Puis, c'est mon oncle Karl qui arrive, le major Karl von Falke, de l'artillerie prussienne. Je crois que mon grand-père, lorsqu'il avait quarante-cinq ans, c'est-à-dire l'âge actuel de mon oncle, devait présenter la même apparence. Un homme droit, sec, dont les yeux ont un regard direct et franc, et dont la voix claire donne aux phrases françaises une précision particulière. J'ai peu vu mon oncle jusqu'ici, mais je me sens une grande affection pour lui. Je regrette seulement qu'il ait revêtu des habits civils; j'aurais bien voulu le voir dans son uniforme. J'ai tellement envie de voir des officiers prussiens! Ça viendra peut-être, si je suis sage.
Un peu avant onze heures, arrive un monsieur que personne ne semble connaître. Il se présente comme un parent, et décline à mon père ses noms et prénoms: Séraphus-Gottlieb Raubvogel, de Mulhouse.
Il donne des explications: il est le fils d'une soeur cadette de mon grand-père, qui naquit vers 1800 et qui se maria, se trouvant en de mauvais termes avec sa famille, avec M. Gustave Raubvogel, honorablement connu. Il est, lui, Séraphus-Gottlieb Raubvogel, l'unique fruit de ce mariage. Et, bien que sa mère eût cessé, durant toute sa vie, d'entretenir aucun rapport avec sa famille, il a pris sur lui de renouer des relations avec ses parents. Il s'est enquis de leur adresse, sachant seulement qu'ils habitaient Versailles; et comme réponse, a reçu de l'agence à laquelle il s'était adressé un télégramme lui annonçant le déplorable décès de son oncle.

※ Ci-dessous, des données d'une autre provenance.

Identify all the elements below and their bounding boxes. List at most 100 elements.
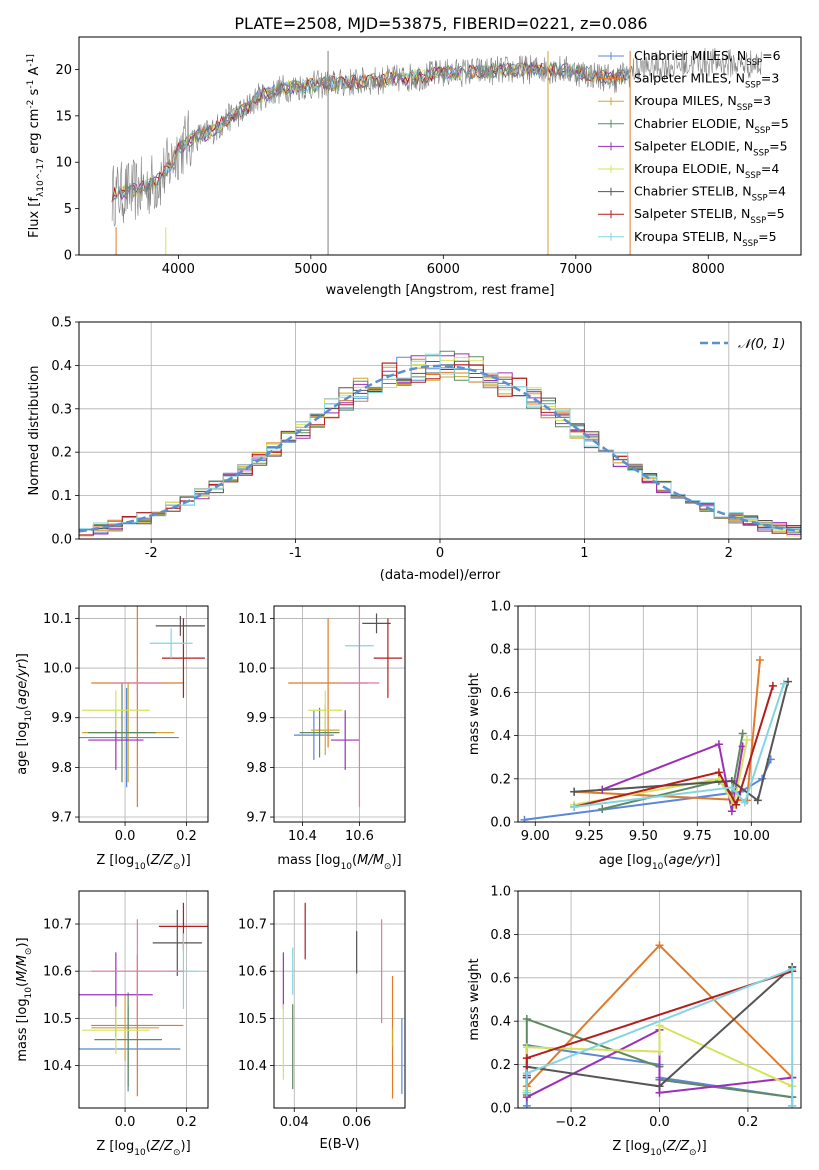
plus-marker: [714, 768, 723, 777]
y-tick-label: 0.0: [490, 816, 511, 831]
plus-marker: [655, 941, 664, 950]
legend-entry: Chabrier STELIB, NSSP=4: [598, 184, 786, 204]
data-point-errorbar: [155, 615, 205, 636]
label-part: Z: [666, 1139, 677, 1154]
x-axis-label: Z [log10(Z/Z⊙)]: [612, 1139, 706, 1158]
plot-area: [79, 350, 801, 539]
label-part: ⊙: [173, 862, 181, 872]
plus-marker: [788, 1101, 797, 1108]
plus-marker: [784, 677, 793, 686]
massweight-vs-Z-panel: −0.2 0.0 0.20.00.20.40.60.81.0Z [log10(Z/Z…: [467, 885, 802, 1158]
legend-label: Chabrier MILES, NSSP=6: [634, 48, 781, 68]
x-axis-label: wavelength [Angstrom, rest frame]: [326, 283, 555, 298]
label-part: s: [27, 88, 42, 99]
label-part: SSP: [746, 58, 762, 68]
legend-entry: Kroupa MILES, NSSP=3: [598, 93, 771, 113]
legend-entry: Salpeter MILES, NSSP=3: [598, 71, 779, 91]
y-tick-label: 5: [64, 202, 72, 217]
label-part: A: [27, 67, 42, 80]
data-point-errorbar: [82, 690, 150, 731]
plus-marker: [522, 1054, 531, 1063]
plus-marker: [740, 798, 749, 807]
plus-marker: [714, 740, 723, 749]
x-tick-label: 9.00: [521, 829, 550, 844]
label-part: =4: [768, 184, 786, 199]
label-part: =5: [758, 229, 776, 244]
legend-label: Kroupa ELODIE, NSSP=4: [634, 161, 779, 181]
label-part: Kroupa MILES, N: [634, 93, 737, 108]
data-spectrum-line: [111, 47, 762, 227]
label-part: 10: [652, 862, 664, 872]
label-part: (: [15, 982, 30, 987]
data-point-errorbar: [82, 1006, 150, 1054]
x-tick-label: 10.00: [733, 829, 770, 844]
legend-entry: Chabrier ELODIE, NSSP=5: [598, 116, 789, 136]
y-tick-label: 9.7: [246, 811, 267, 826]
label-part: ⊙: [689, 1148, 697, 1158]
y-tick-label: 0.2: [51, 446, 72, 461]
x-tick-label: -1: [289, 546, 302, 561]
x-tick-label: 0: [436, 546, 444, 561]
y-tick-label: 10.5: [43, 1012, 72, 1027]
mass-weight-line: [601, 742, 744, 812]
y-tick-label: 0.6: [490, 971, 511, 986]
x-tick-label: 1: [580, 546, 588, 561]
plus-marker: [522, 1069, 531, 1078]
label-part: Z [log: [96, 853, 134, 868]
plus-marker: [779, 679, 788, 688]
y-tick-label: 20: [55, 63, 72, 78]
data-point-errorbar: [112, 673, 162, 693]
label-part: /: [692, 853, 699, 868]
label-part: Chabrier STELIB, N: [634, 184, 752, 199]
label-part: mass [log: [15, 998, 30, 1061]
legend-label: Chabrier ELODIE, NSSP=5: [634, 116, 789, 136]
axes-frame: [517, 890, 802, 1109]
y-tick-label: 1.0: [490, 600, 511, 615]
label-part: Z: [150, 853, 161, 868]
plus-marker: [520, 815, 529, 822]
residuals-panel: -2 -1 0 1 2 0.0 0.1 0.2 0.3 0.4 0.5 𝒩(0, 1) (data-mo…: [27, 316, 802, 583]
legend-label: Salpeter STELIB, NSSP=5: [634, 206, 785, 226]
label-part: age [log: [15, 722, 30, 775]
label-part: Chabrier MILES, N: [634, 48, 746, 63]
data-point-errorbar: [293, 710, 334, 760]
plot-area: [522, 941, 797, 1108]
spectrum-panel: 4000 5000 6000 7000 8000 0 5 10 15 20 wavelength […: [26, 36, 802, 298]
plus-marker: [768, 681, 777, 690]
label-part: yr: [15, 662, 30, 678]
label-part: (: [352, 853, 357, 868]
data-point-errorbar: [373, 618, 403, 698]
plus-marker: [753, 796, 762, 805]
data-point-errorbar: [299, 707, 340, 758]
label-part: Salpeter MILES, N: [634, 71, 745, 86]
plus-marker: [598, 805, 607, 814]
label-part: Z: [150, 1139, 161, 1154]
plus-marker: [742, 735, 751, 744]
x-tick-label: 0.06: [342, 1115, 371, 1130]
y-tick-label: 0: [64, 249, 72, 264]
y-tick-label: 10.6: [43, 965, 72, 980]
label-part: Chabrier ELODIE, N: [634, 116, 754, 131]
y-tick-label: 9.9: [51, 711, 72, 726]
label-part: /: [15, 965, 30, 972]
massweight-vs-age-panel: 9.00 9.25 9.50 9.75 10.00 0.0 0.2 0.4 0.6 0.8 1.0 a…: [467, 600, 802, 872]
data-point-errorbar: [91, 919, 184, 1024]
label-part: (: [146, 853, 151, 868]
label-part: M: [15, 955, 30, 966]
label-part: )]: [391, 853, 401, 868]
y-tick-label: 9.7: [51, 811, 72, 826]
legend-label: Kroupa STELIB, NSSP=5: [634, 229, 777, 249]
y-tick-label: 9.8: [51, 761, 72, 776]
x-tick-label: −0.2: [555, 1115, 587, 1130]
y-tick-label: 0.0: [51, 533, 72, 548]
y-tick-label: 10.7: [238, 918, 267, 933]
plot-area: [79, 902, 208, 1097]
y-tick-label: 10.4: [238, 1059, 267, 1074]
label-part: SSP: [742, 239, 758, 249]
x-tick-label: -2: [145, 546, 158, 561]
x-axis-label: Z [log10(Z/Z⊙)]: [96, 1139, 190, 1158]
axes-frame: [78, 36, 802, 256]
label-part: SSP: [745, 81, 761, 91]
y-tick-label: 0.4: [490, 1015, 511, 1030]
legend-entry: Chabrier MILES, NSSP=6: [598, 48, 781, 68]
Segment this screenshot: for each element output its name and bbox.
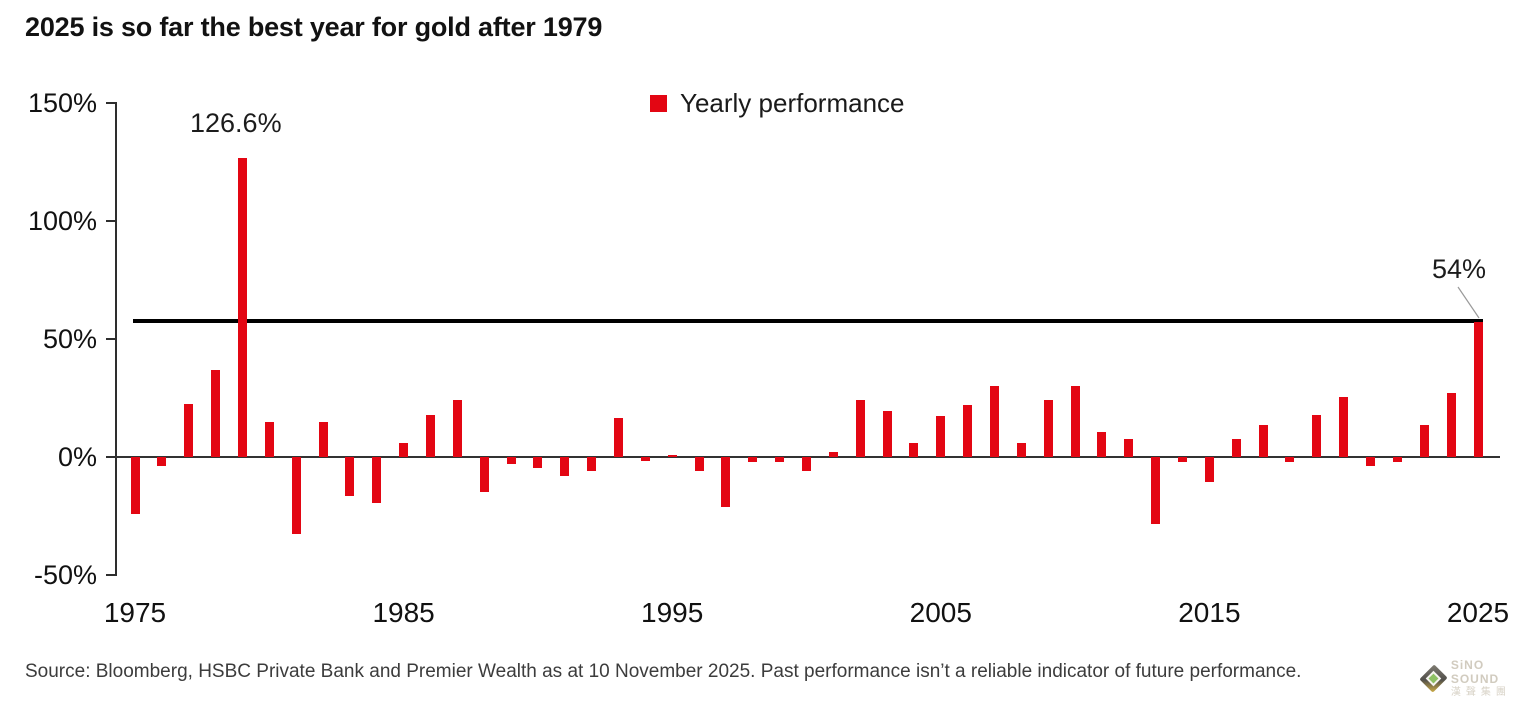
x-tick-label: 1975 [103, 597, 167, 628]
logo-green-core [1428, 673, 1439, 684]
bar-1991 [560, 457, 570, 476]
x-tick-label: 1985 [372, 597, 435, 628]
bar-2010 [1070, 386, 1080, 457]
bar-2021 [1366, 457, 1376, 467]
x-tick-label: 1995 [641, 597, 704, 628]
bar-2015 [1204, 457, 1214, 482]
bar-1993 [613, 418, 623, 457]
bar-1995 [667, 454, 677, 457]
bar-2025 [1473, 322, 1483, 457]
bar-2016 [1231, 439, 1241, 457]
bar-2003 [882, 410, 892, 457]
bar-1977 [184, 403, 194, 457]
bar-2008 [1016, 442, 1026, 457]
bar-1997 [721, 457, 731, 507]
bar-2024 [1446, 393, 1456, 457]
reference-line [133, 319, 1483, 324]
bar-1987 [452, 400, 462, 457]
bar-1988 [479, 457, 489, 493]
bar-1981 [291, 457, 301, 534]
watermark-chinese-name: 漢聲集團 [1450, 686, 1511, 698]
sino-sound-logo-icon [1419, 664, 1448, 693]
x-tick-label: 2025 [1446, 597, 1510, 628]
bar-2000 [802, 457, 811, 472]
y-tick-mark [106, 456, 117, 458]
latest-value-annotation: 54% [1432, 254, 1487, 284]
bar-1984 [372, 457, 382, 504]
y-tick-mark [106, 220, 117, 222]
peak-value-annotation: 126.6% [190, 108, 282, 138]
bar-1980 [264, 421, 274, 457]
bar-2004 [909, 442, 919, 457]
bar-2002 [855, 400, 865, 457]
bar-1975 [130, 457, 140, 514]
bar-1985 [399, 442, 409, 457]
bar-1976 [157, 457, 167, 467]
bar-1996 [694, 457, 704, 472]
bar-1999 [775, 457, 785, 462]
y-tick-mark [106, 574, 117, 576]
bar-2005 [936, 415, 946, 457]
bar-2023 [1419, 425, 1429, 457]
bar-1992 [587, 457, 597, 472]
bar-1983 [345, 457, 355, 496]
bar-2019 [1312, 414, 1322, 457]
bar-1982 [318, 421, 328, 457]
bar-1990 [533, 457, 543, 468]
bar-1978 [211, 369, 221, 457]
bar-2001 [828, 452, 838, 457]
bar-1986 [425, 414, 435, 457]
y-tick-mark [106, 102, 117, 104]
bar-1979 [237, 158, 247, 457]
bar-2007 [990, 386, 1000, 457]
bar-2012 [1124, 439, 1134, 457]
y-tick-label: 150% [27, 88, 97, 118]
y-tick-label: 100% [27, 206, 97, 236]
y-tick-label: 0% [57, 442, 97, 472]
sino-sound-watermark: SiNO SOUND 漢聲集團 [1419, 658, 1528, 698]
bar-1998 [748, 457, 758, 462]
bar-2017 [1258, 425, 1268, 457]
watermark-brand-name: SiNO SOUND [1450, 658, 1500, 686]
bar-2014 [1178, 457, 1188, 462]
bar-2018 [1285, 457, 1295, 462]
x-tick-label: 2005 [909, 597, 972, 628]
bar-2020 [1339, 396, 1349, 457]
y-tick-mark [106, 338, 117, 340]
bar-2009 [1043, 400, 1053, 457]
logo-inner-diamond [1425, 670, 1442, 687]
bar-1994 [640, 457, 650, 461]
x-tick-label: 2015 [1178, 597, 1241, 628]
bar-2022 [1392, 457, 1402, 462]
y-tick-label: 50% [42, 324, 97, 354]
legend: Yearly performance [650, 88, 905, 119]
legend-label: Yearly performance [680, 88, 905, 118]
y-tick-label: -50% [33, 560, 97, 590]
watermark-text: SiNO SOUND 漢聲集團 [1450, 658, 1528, 698]
bar-2006 [963, 405, 973, 457]
legend-swatch-icon [650, 95, 667, 112]
bar-2013 [1151, 457, 1161, 525]
y-axis-line [115, 103, 117, 575]
bar-1989 [506, 457, 516, 465]
chart-title: 2025 is so far the best year for gold af… [25, 12, 603, 42]
source-note: Source: Bloomberg, HSBC Private Bank and… [25, 661, 1302, 682]
bar-2011 [1097, 432, 1107, 457]
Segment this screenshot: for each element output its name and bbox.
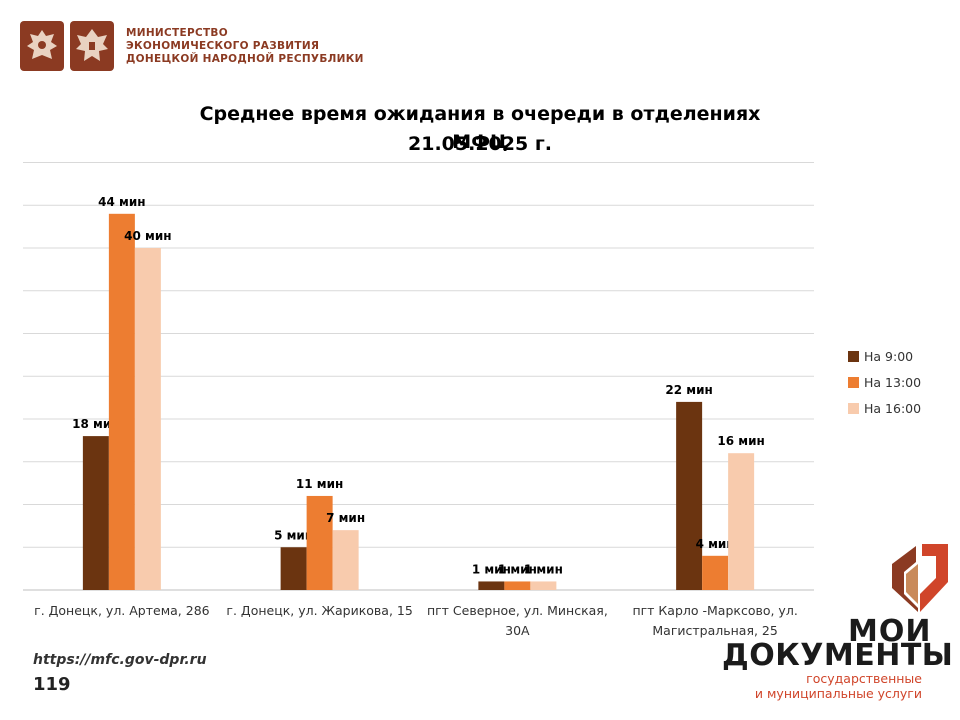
data-label: 11 мин (296, 477, 343, 491)
legend-item-16: На 16:00 (848, 395, 921, 421)
data-label: 1 мин (498, 562, 537, 576)
chart-legend: На 9:00 На 13:00 На 16:00 (848, 343, 921, 421)
brand-word-dokumenty: ДОКУМЕНТЫ (722, 638, 954, 673)
bar (504, 581, 531, 590)
dpr-emblem-icon (70, 21, 114, 71)
legend-item-9: На 9:00 (848, 343, 921, 369)
ministry-line-1: МИНИСТЕРСТВО (126, 26, 228, 39)
legend-label-16: На 16:00 (864, 400, 922, 416)
bar (530, 581, 557, 590)
page-number: 119 (33, 674, 71, 695)
bar (332, 530, 359, 590)
data-label: 4 мин (696, 537, 735, 551)
website-link[interactable]: https://mfc.gov-dpr.ru (33, 652, 207, 668)
legend-label-9: На 9:00 (864, 348, 914, 364)
x-tick-label: пгт Северное, ул. Минская, (427, 603, 608, 618)
brand-word-moi: МОИ (848, 614, 932, 649)
data-label: 22 мин (665, 383, 712, 397)
x-tick-label: г. Донецк, ул. Жарикова, 15 (226, 603, 412, 618)
legend-swatch-16 (848, 402, 859, 414)
russia-emblem-icon (20, 21, 64, 71)
bar (728, 453, 755, 590)
bar (478, 581, 505, 590)
x-tick-label: Магистральная, 25 (652, 623, 777, 638)
legend-label-13: На 13:00 (864, 374, 922, 390)
x-tick-label: 30А (505, 623, 530, 638)
bar (134, 248, 161, 590)
ministry-line-2: ЭКОНОМИЧЕСКОГО РАЗВИТИЯ (126, 39, 320, 52)
data-label: 40 мин (124, 229, 171, 243)
moi-dokumenty-logo-icon (892, 544, 948, 612)
bar (82, 436, 109, 590)
chart-title-line-2: 21.05.2025 г. (408, 133, 552, 155)
bar (676, 401, 703, 590)
legend-item-13: На 13:00 (848, 369, 921, 395)
legend-swatch-9 (848, 350, 859, 362)
ministry-name: МИНИСТЕРСТВО ЭКОНОМИЧЕСКОГО РАЗВИТИЯ ДОН… (126, 27, 364, 66)
x-tick-label: г. Донецк, ул. Артема, 286 (34, 603, 210, 618)
data-label: 18 мин (72, 417, 119, 431)
data-label: 44 мин (98, 195, 145, 209)
data-label: 16 мин (717, 434, 764, 448)
brand-subtitle-2: и муниципальные услуги (754, 686, 922, 701)
ministry-line-3: ДОНЕЦКОЙ НАРОДНОЙ РЕСПУБЛИКИ (126, 52, 364, 65)
data-label: 1 мин (524, 562, 563, 576)
data-label: 5 мин (274, 528, 313, 542)
x-tick-label: пгт Карло -Марксово, ул. (632, 603, 797, 618)
bar (702, 555, 729, 590)
brand-subtitle-1: государственные (806, 671, 922, 686)
chart-title-line-1: Среднее время ожидания в очереди в отдел… (199, 103, 761, 153)
bar (306, 495, 333, 590)
header: МИНИСТЕРСТВО ЭКОНОМИЧЕСКОГО РАЗВИТИЯ ДОН… (20, 20, 364, 72)
data-label: 7 мин (326, 511, 365, 525)
bar (280, 547, 307, 590)
legend-swatch-13 (848, 376, 859, 388)
data-label: 1 мин (472, 562, 511, 576)
bar (108, 213, 135, 591)
bar-chart: 18 мин 44 мин 40 мин г. Донецк, ул. Артема,… (23, 162, 814, 638)
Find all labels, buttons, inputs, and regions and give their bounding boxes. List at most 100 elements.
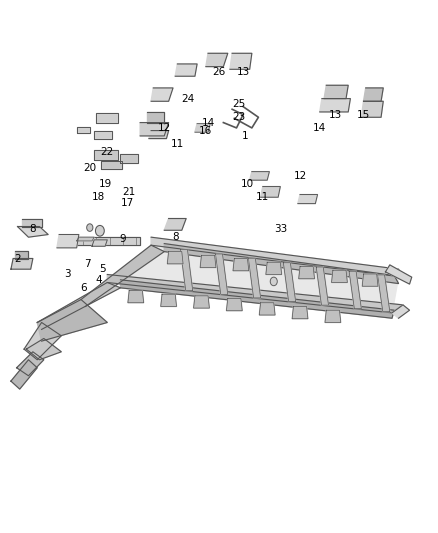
Polygon shape	[215, 254, 228, 294]
Polygon shape	[151, 88, 173, 101]
Text: 4: 4	[95, 275, 102, 285]
Polygon shape	[128, 290, 144, 303]
Text: 8: 8	[29, 224, 36, 234]
Polygon shape	[151, 237, 403, 277]
Text: 19: 19	[99, 179, 112, 189]
Text: 9: 9	[119, 234, 126, 244]
Polygon shape	[320, 99, 350, 112]
Polygon shape	[77, 127, 90, 133]
Circle shape	[95, 225, 104, 236]
Polygon shape	[37, 282, 120, 329]
Polygon shape	[195, 124, 210, 132]
Polygon shape	[292, 306, 308, 319]
Polygon shape	[378, 275, 390, 312]
Text: 25: 25	[232, 99, 245, 109]
Polygon shape	[15, 251, 28, 259]
Polygon shape	[259, 303, 275, 315]
Text: 16: 16	[199, 126, 212, 135]
Text: 11: 11	[256, 192, 269, 202]
Text: 13: 13	[328, 110, 342, 119]
Polygon shape	[233, 259, 249, 271]
Polygon shape	[299, 266, 314, 279]
Text: 8: 8	[172, 232, 179, 242]
Text: 12: 12	[293, 171, 307, 181]
Polygon shape	[298, 195, 318, 204]
Text: 21: 21	[123, 187, 136, 197]
Text: 14: 14	[201, 118, 215, 127]
Polygon shape	[11, 360, 37, 389]
Polygon shape	[385, 265, 412, 284]
Text: 13: 13	[237, 67, 250, 77]
Polygon shape	[194, 296, 209, 308]
Text: 20: 20	[83, 163, 96, 173]
Polygon shape	[261, 187, 280, 197]
Polygon shape	[96, 113, 118, 123]
Text: 14: 14	[313, 123, 326, 133]
Polygon shape	[26, 338, 61, 360]
Polygon shape	[362, 274, 378, 286]
Polygon shape	[107, 245, 399, 313]
Text: 10: 10	[241, 179, 254, 189]
Polygon shape	[167, 252, 183, 264]
Text: 3: 3	[64, 270, 71, 279]
Polygon shape	[364, 88, 383, 101]
Polygon shape	[349, 271, 361, 309]
Polygon shape	[200, 255, 216, 268]
Polygon shape	[325, 310, 341, 322]
Polygon shape	[92, 240, 107, 246]
Polygon shape	[77, 237, 94, 241]
Text: 7: 7	[84, 259, 91, 269]
Polygon shape	[11, 259, 33, 269]
Polygon shape	[226, 298, 242, 311]
Polygon shape	[283, 263, 296, 302]
Text: 15: 15	[357, 110, 370, 119]
Polygon shape	[24, 322, 61, 360]
Polygon shape	[94, 150, 118, 160]
Polygon shape	[107, 274, 403, 313]
Polygon shape	[175, 64, 197, 76]
Polygon shape	[316, 267, 328, 305]
Polygon shape	[164, 244, 399, 284]
Text: 6: 6	[80, 283, 87, 293]
Polygon shape	[324, 85, 348, 99]
Polygon shape	[180, 249, 193, 290]
Polygon shape	[250, 172, 269, 180]
Text: 17: 17	[120, 198, 134, 207]
Polygon shape	[94, 131, 112, 139]
Polygon shape	[120, 280, 394, 318]
Polygon shape	[74, 237, 140, 245]
Text: 2: 2	[14, 254, 21, 263]
Polygon shape	[161, 294, 177, 306]
Text: 26: 26	[212, 67, 226, 77]
Polygon shape	[392, 305, 410, 318]
Polygon shape	[18, 227, 48, 237]
Text: 5: 5	[99, 264, 106, 274]
Polygon shape	[164, 219, 186, 230]
Polygon shape	[230, 53, 252, 69]
Polygon shape	[361, 101, 383, 117]
Text: 1: 1	[242, 131, 249, 141]
Text: 18: 18	[92, 192, 105, 202]
Circle shape	[270, 277, 277, 286]
Polygon shape	[147, 112, 164, 123]
Circle shape	[87, 224, 93, 231]
Polygon shape	[37, 300, 107, 341]
Text: 23: 23	[232, 112, 245, 122]
Polygon shape	[149, 131, 169, 139]
Text: 24: 24	[182, 94, 195, 103]
Text: 33: 33	[274, 224, 287, 234]
Polygon shape	[81, 245, 164, 306]
Text: 11: 11	[171, 139, 184, 149]
Polygon shape	[206, 53, 228, 67]
Polygon shape	[57, 235, 79, 248]
Polygon shape	[120, 154, 138, 163]
Polygon shape	[22, 219, 42, 227]
Polygon shape	[101, 161, 122, 169]
Polygon shape	[248, 258, 261, 298]
Polygon shape	[332, 270, 347, 282]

—Je regrette bien vivement, dit-il, qu'un événement aussi malheureux soit la cause de notre première rencontre. C'est une si grande joie pour moi, de lier enfin des noeuds de parenté réelle avec une famille dont le sort m'a tenu injustement éloigné, et à la tête de laquelle je suis heureux de voir maintenant un des plus distingués officiers de notre glorieuse armée!
M. Raubvogel s'incline légèrement en prononçant ces derniers mots, et mon père, visiblement flatté, lui tend la main.
Pourtant, quelques instants après, comme je me trouve dans la chambre de ma grand'mère, avant le départ du convoi, mon père entre rapidement, s'approche d'elle et lui demande à voix basse:
—Avez-vous connaissance d'un certain Séraphus-Gottlieb Raubvogel, de Mulhouse?
—Non, dit ma grand'mère, pas du tout.
—Il est en bas, dit mon père; il est venu pour l'enterrement. Il se dit votre neveu, le fils d'une soeur de votre mari.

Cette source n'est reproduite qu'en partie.